We are taking action by putting extra resources and new staff into the enterprise agencies based in Dublin, the UK and in other target world markets. They will support businesses to maintain sales, to develop new sales opportunities by diversifying markets and to attract overseas investment in response to Brexit.

The Government has been implementing a strategy to reduce overall reliance on the UK and to support companies expanding into new international markets. Over 40% of Enterprise Ireland client companies are now exporting to more than five countries, a clear indication of progress but more still needs to be done.

I intend to ensure Irish exporters continue to have the support to help them both deepen their presence in the UK and diversify globally.
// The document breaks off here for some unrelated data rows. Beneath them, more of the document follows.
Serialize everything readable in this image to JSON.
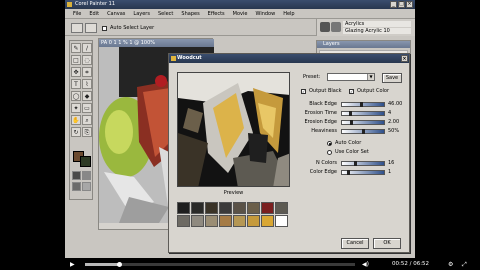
{
  "app": {
    "title": "Corel Painter 11",
    "window_buttons": [
      "_",
      "□",
      "×"
    ]
  },
  "menu": [
    "File",
    "Edit",
    "Canvas",
    "Layers",
    "Select",
    "Shapes",
    "Effects",
    "Movie",
    "Window",
    "Help"
  ],
  "property_bar": {
    "auto_select_label": "Auto Select Layer"
  },
  "brush_selector": {
    "category": "Acrylics",
    "variant": "Glazing Acrylic 10"
  },
  "layers_panel": {
    "title": "Layers",
    "rows": [
      "",
      "",
      ""
    ]
  },
  "document": {
    "title": "PA 0 1 1 % 1 @ 100%"
  },
  "dialog": {
    "title": "Woodcut",
    "preset_label": "Preset:",
    "preset_value": "",
    "save_label": "Save",
    "output_black_label": "Output Black",
    "output_color_label": "Output Color",
    "sliders": [
      {
        "label": "Black Edge",
        "value": "46.00",
        "fraction": 0.46
      },
      {
        "label": "Erosion Time",
        "value": "4",
        "fraction": 0.18
      },
      {
        "label": "Erosion Edge",
        "value": "2.00",
        "fraction": 0.2
      },
      {
        "label": "Heaviness",
        "value": "50%",
        "fraction": 0.5
      }
    ],
    "auto_color_label": "Auto Color",
    "use_color_set_label": "Use Color Set",
    "n_colors_label": "N Colors",
    "n_colors_value": "16",
    "n_colors_fraction": 0.3,
    "color_edge_label": "Color Edge",
    "color_edge_value": "1",
    "color_edge_fraction": 0.12,
    "preview_label": "Preview",
    "palette": [
      "#1f1f1f",
      "#2a2a28",
      "#3a3327",
      "#3b3a3a",
      "#5a5247",
      "#6b5f4a",
      "#7a1f1f",
      "#5d5a52",
      "#6d6a63",
      "#8f8a80",
      "#9a8d74",
      "#a57b45",
      "#b59754",
      "#c59a3c",
      "#d9a734",
      "#ffffff"
    ],
    "cancel_label": "Cancel",
    "ok_label": "OK"
  },
  "player": {
    "time": "00:52 / 06:52",
    "progress": 0.126
  }
}
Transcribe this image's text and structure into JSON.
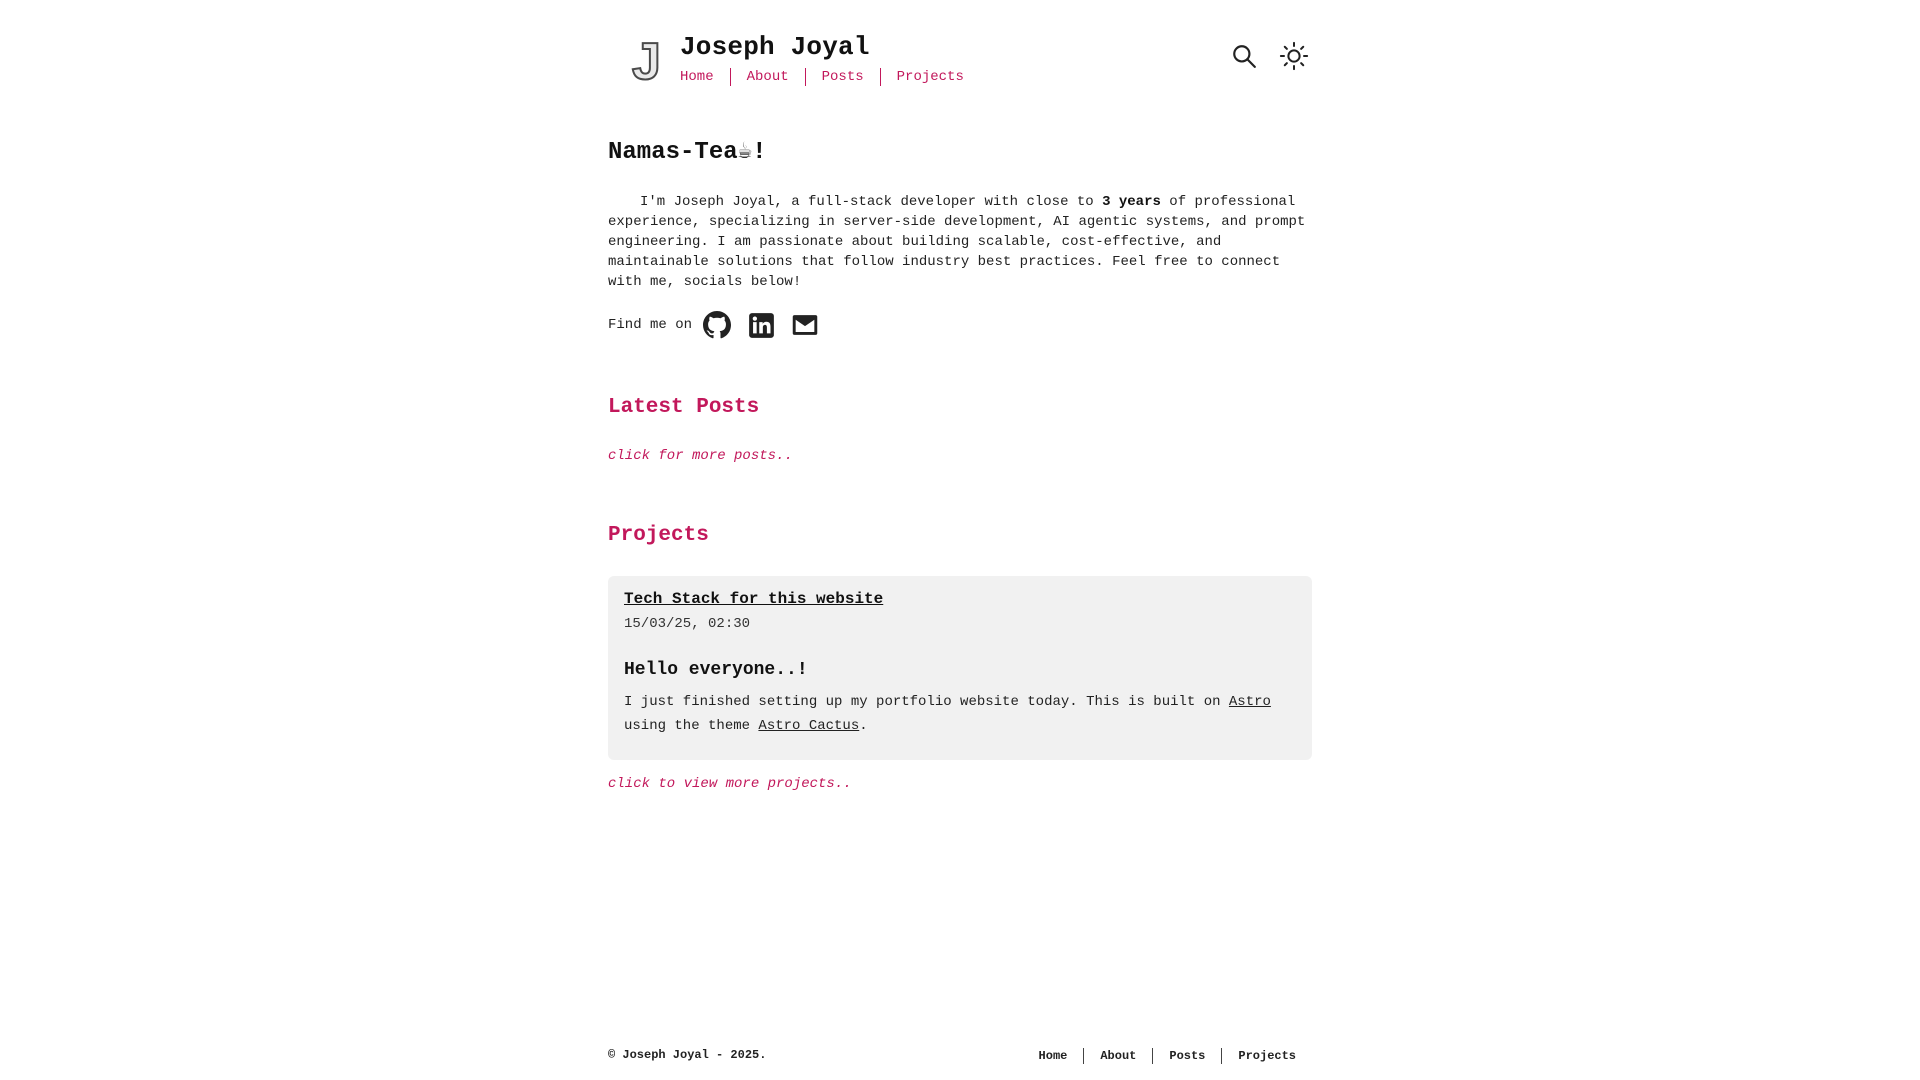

The Government is aware of the need to adjust existing schemes and to introduce new schemes to help Irish businesses at a difficult and uncertain time. The Minister for Jobs, Enterprise and Innovation and the Minister for Finance are working to deliver on new these schemes related to risk sharing in the coming weeks.

To help farmers deal with the fallout of Brexit the Minister for Agriculture, Food and the Marine has announced a new, highly flexible, low interest loan fund of €150 million. It will be available to livestock, tillage and horticulture farmers. These loans will enable farmers to improve the management of their cash flow and reduce the cost of their short term borrowings.

In response to Brexit we recognise that competition for new investment will be very strong and as such we have to continue to be very competitive and attractive for new business.

Reducing the high rates of personal income taxes has been identified as essential to make work pay for all workers and to attract home skilled emigrants.

Budget 2017 is the next step in a now three-year process of reducing income taxes, with a particular focus on alleviating the tax burden for low and middle-income earners.

Since January 1st we reduced marginal tax rate on middle income workers to 49.5%, the first time since 2009 that this rate has fallen below 50%. This marginal rate will now fall again from January 2017 to 49%, as the 5.5% USC rate is being cut again to 5%.

The Programme for Government commits to the continued phasing out of the emergency USC tax in the lifetime of this Government in order to make work pay.

We also took another step in improving the tax regime for approximately 150,000 self employed taxpayers by increasing the Earned Income Credit. In line with the Programme for Government we will finish the job of matching this credit with the PAYE credit by 2018.

As part of our goal to make Ireland more attractive to entrepreneurs and starts ups we are also reducing the capital gains tax rate down to 10% that will apply to the disposal in whole or in part of a business up to an overall limit of €1 million in chargeable gains. The relief will represent a simplified and upfront benefit for individuals who propose to sell their business and start new enterprise challenges.

We are also maintaining the Start Your Own Business relief up to end 2018, enhancing the Foreign Earnings Deduction relief and extending the Special Assignee Relief Programme to end 2020.

The Government has also decided to maintain the special reduced VAT rate for the tourism sector in order to help a vital source of local jobs in the post-Brexit world.

More generally the Budget this week reflected the issues that are most important to our people and the future of our country. It won’t jeopardise our recent economic progress by taking reckless risks. We have to ensure that the right decisions are taken so that the benefits of a strong economy and a fair society can be felt by everyone. This approach was not without its populist critics but as Minister for Public Expenditure Paschal Donohoe pointed out it is a Budget that demonstrated that the middle ground of politics can cooperate and deliver for Ireland at a time of international uncertainty.

For these reasons I am optimistic that Ireland’s best days are still ahead.

And I’ve no doubt that IBI will continue to play an important role in our economy for the next 50 years.